To assist the RBI in the process, the Digital Lenders Association of India (DLAI) issued a code of conduct to its members and instructed them to follow it strictly. The Fintech Association for Consumer Empowerment (FACE) also broadcasted the ‘Ethical Code of Conduct’ to encourage finest systems in digital lending and to protect consumer privileges and welfare. FACE sources also mentioned that the code of conduct has been issued to enhance consumer awareness regarding the correct rates of interest and other top customs.

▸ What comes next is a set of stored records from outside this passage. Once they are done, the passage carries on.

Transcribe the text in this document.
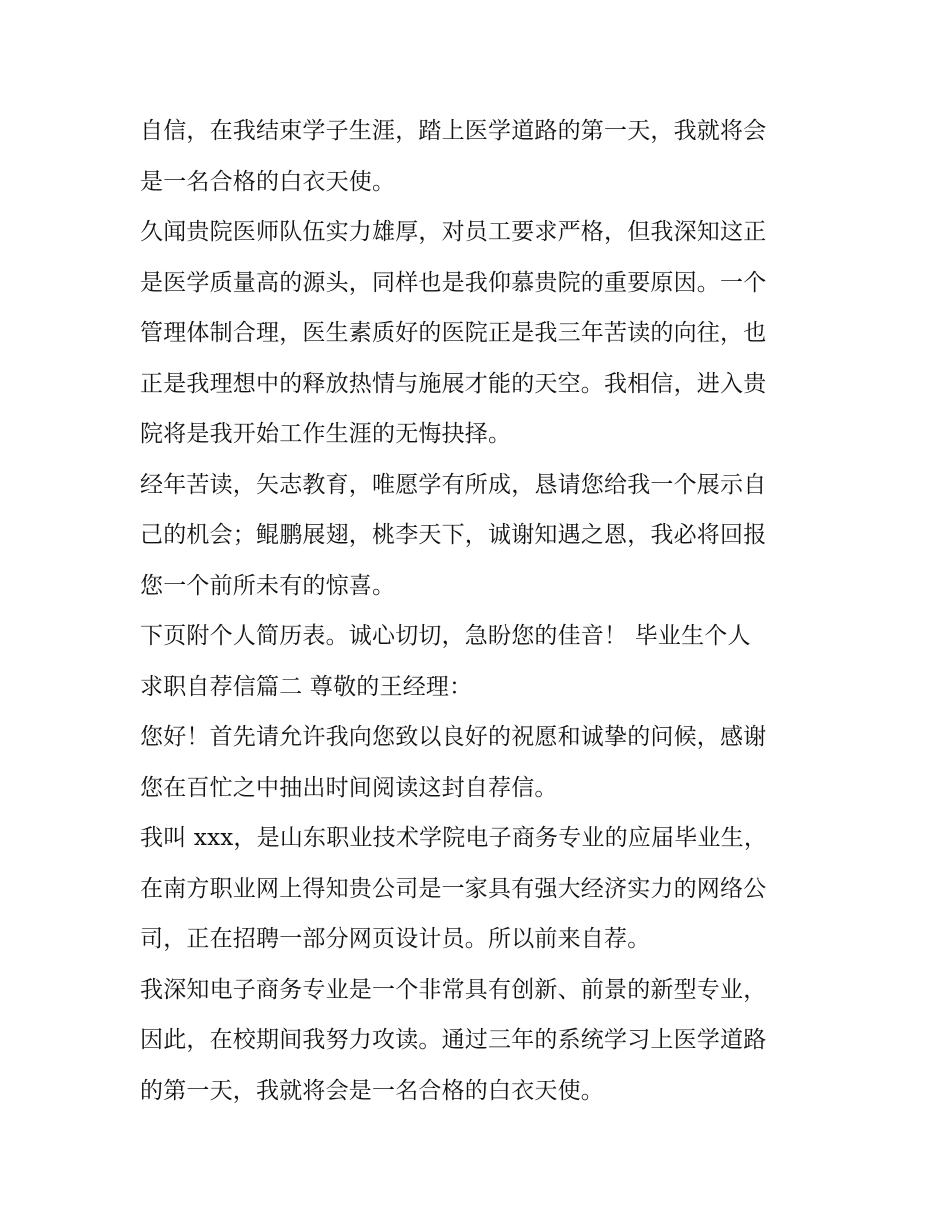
自信，在我结束学子生涯，踏上医学道路的第一天，我就将会
是一名合格的白衣天使。
久闻贵院医师队伍实力雄厚，对员工要求严格，但我深知这正
是医学质量高的源头，同样也是我仰慕贵院的重要原因。一个
管理体制合理，医生素质好的医院正是我三年苦读的向往，也
正是我理想中的释放热情与施展才能的天空。我相信，进入贵
院将是我开始工作生涯的无悔抉择。
经年苦读，矢志教育，唯愿学有所成，恳请您给我一个展示自
己的机会；鲲鹏展翅，桃李天下，诚谢知遇之恩，我必将回报
您一个前所未有的惊喜。
下页附个人简历表。诚心切切，急盼您的佳音！ 毕业生个人
求职自荐信篇二 尊敬的王经理：
您好！首先请允许我向您致以良好的祝愿和诚挚的问候，感谢
您在百忙之中抽出时间阅读这封自荐信。
我叫 xxx，是山东职业技术学院电子商务专业的应届毕业生，
在南方职业网上得知贵公司是一家具有强大经济实力的网络公
司，正在招聘一部分网页设计员。所以前来自荐。
我深知电子商务专业是一个非常具有创新、前景的新型专业，
因此，在校期间我努力攻读。通过三年的系统学习上医学道路
的第一天，我就将会是一名合格的白衣天使。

Earlier in June 2020, to make the digital lending process more transparent, the RBI issued guidelines and had instructed banks, NBFCs and digital lending boards to honestly reveal complete information on their websites to people and stick to the truthful practices protocol guidelines in letter and spirit. The RBI issued this mandate after noticing that loan offering platforms manage to describe themselves as lenders without unveiling the name of the bank or NBFC at the backend, as a result of which, customers are not able to retrieve grievance remedial paths available under the governing frame. Yet with swelling reports of harassment and suicides, digital lenders who function within the RBI purview worry that the budding industry could be eternally tarred.

Vigorous efforts needed

 

Ruthless approaches followed by digital loan sharks have triggered extensive melancholy. There is a shortage of regulations to monitor digital lenders and this is the big concern of the banking sector. Presently, lending activities are carried by individuals easily without any rubrics and rulings. The main problem arises when apps supply money from doubtful bases - including from money laundering and even from the proceeds of heinous crimes like drug-running. Latest incidents reveal this scenario and it is a wake-up call for the regulators. The crisis of unlawful loan lending apps will continue till the supervisory cracks exist.

In spite of the government’s statements on security of personal data, these criminals have easily excavated borrowers’ data including their bank account details, deposits and borrowings from other conventional financial institutions. Although banking regulations stipulate a hard method for granting permits to lend to the general public or to accept the deposits, these digital lenders escape the judicial parameter.

If the speed with which Indians have cuddled digital financial transactions is a positive development of the Covid-19 pandemic, it has also had an unpleasant outcome in the mushrooming of unconstitutional digital lending apps. Hence without delay, the ministries of home, finance, information technology and law must interact with the RBI to handle these digital lending apps. The government and the watchdog of the banking sector needs to do more than issuing and tweeting caveats to the public about illegal digital lending applications.

The writer is a tax specialist, financial adviser, guest faculty and public speaker based in Goa. 

 The opinion/s expressed in the article are that of the author's and do not necessarily represent or reflect the policy or position of this magazine.